Chili : vers une assemblée constituante

L’adoption d’une nouvelle Constitution élaborée par une assemblée constituante est une initiative citoyenne qui gagne actuellement du terrain au Chili.

La droite conservatrice et les plus farouches opposants à la volonté politique de milliers d’organisations sociales, sans recours institutionnel qui mettrait en place le processus donnant le jour à un nouveau contrat social, ont déjà commencé à envisager l’idée d’une assemblée constituante.

La discussion sur l’impérieuse nécessité de former une assemblée constituante au Chili a réussi à briser le contrôle de l’information et à passer au centre de la discussion politique nationale.

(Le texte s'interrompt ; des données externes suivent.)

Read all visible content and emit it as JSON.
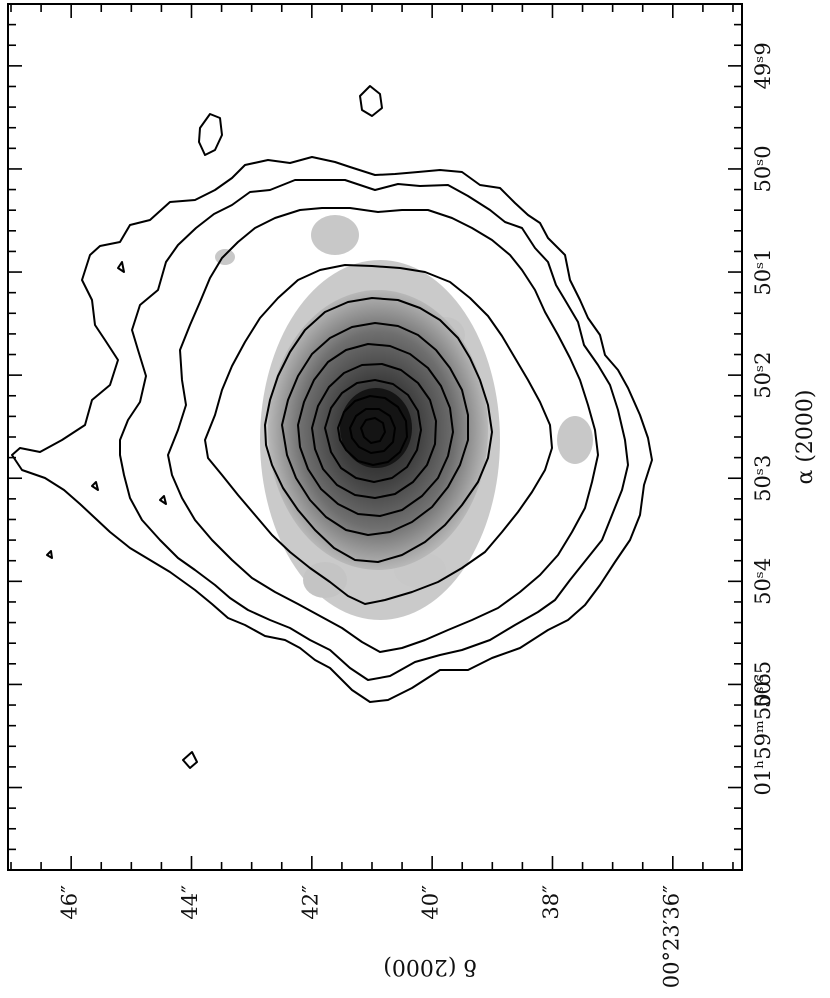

Le silence des médias à ce sujet s’explique par le fait que les intérêts de l’oligarchie nationale pourraient s’en trouver sérieusement affectés.

La Constitution actuelle est un héritage de la dictature de Pinochet et elle a laissé plusieurs éléments permettant de maintenir le statu quo en faveur de personnes qui ont scandaleusement accumulé et concentré le capital.

Selon Gustavo Ruz, le coordinateur du Mouvement pour l’assemblée constituante, « Cette Constitution de Pinochet, restée inchangée sous la présidence de Lagos en 2005, à part quelques petites modifications sans importance, favorise le modèle néolibéral et oblige les Chiliens à être néolibéraux, à accepter que leur économie soit entre les mains de 0,01 % de la population et que près de deux tiers du PIB soient détenus par des capitaux étrangers.

« Le Chili doit en finir avec ce modèle économique, parce que ce modèle a échoué dans l’ensemble de l’Amérique latine et aux États-Unis ».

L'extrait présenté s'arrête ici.